Sunday, February 26, 2017

I Am Not Your Negro

I had heard a few people mention how amazing I Am Not Your Negro is, but hadn't heard details about it or read any reviews. I was expecting a biographical documentary about James Baldwin. Instead, I Am Not Your Negro brings to life 20 pages Baldwin had been working on about the lives and deaths of Malcolm X, Martin Luther King, Jr. and Medgar Evers. The narration (by Samuel L Jackson) is a reflection on racism in the 60s and 70s, but images and footage of violence from the civil rights era are juxtaposed with images and footage of recent instances of police brutality and murder.
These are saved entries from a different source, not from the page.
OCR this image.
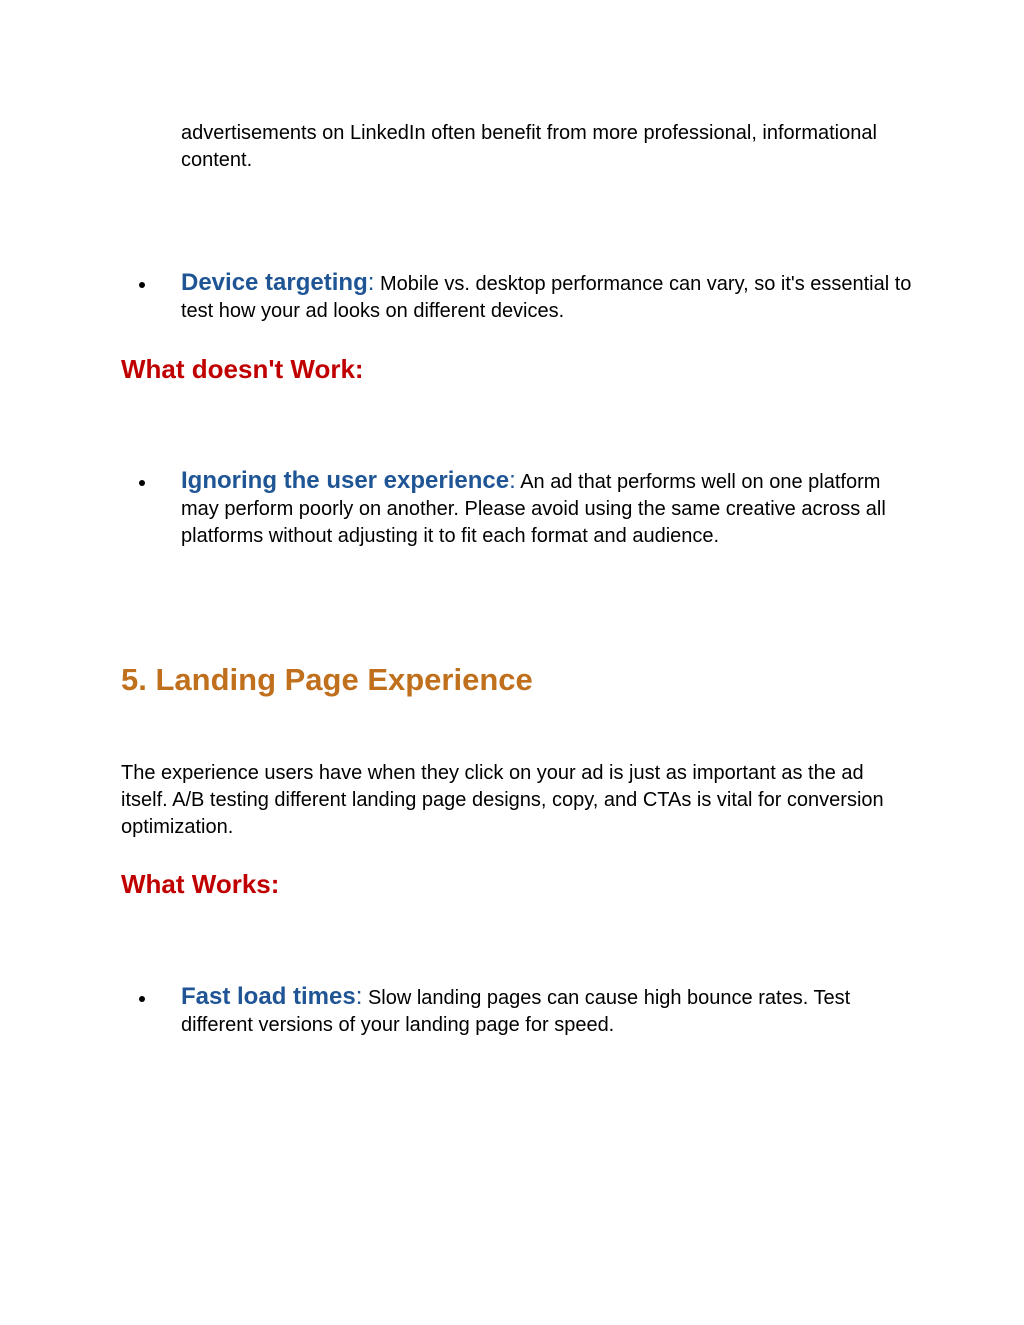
advertisements on LinkedIn often benefit from more professional, informational content.

Device targeting: Mobile vs. desktop performance can vary, so it's essential to test how your ad looks on different devices.

What doesn't Work:

Ignoring the user experience: An ad that performs well on one platform may perform poorly on another. Please avoid using the same creative across all platforms without adjusting it to fit each format and audience.

5. Landing Page Experience

The experience users have when they click on your ad is just as important as the ad itself. A/B testing different landing page designs, copy, and CTAs is vital for conversion optimization.

What Works:

Fast load times: Slow landing pages can cause high bounce rates. Test different versions of your landing page for speed.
The violence that is used to enforce racial oppression is like a crackling fire throughout the documentary. The silence in the theater was tense and mesmerized, and when Martin Luther King Jr was murdered I and others gasped. Even though of course we knew he was murdered, the filmmaker did such a marvelous job of conveying the conflicts of that era and the narrative of the fierce fight for justice, that King's death hit us in the stomach in a freshly powerful way. From that moment until the end of the film tears were running down my cheeks and you could hear others crying. When it ended, even though just a movie, everyone burst into applause. I actually wanted to stand up and give it an ovation. We all sat stunned and shaken during the credits, no one quite ready to put on their coat and return to the rest of their lives.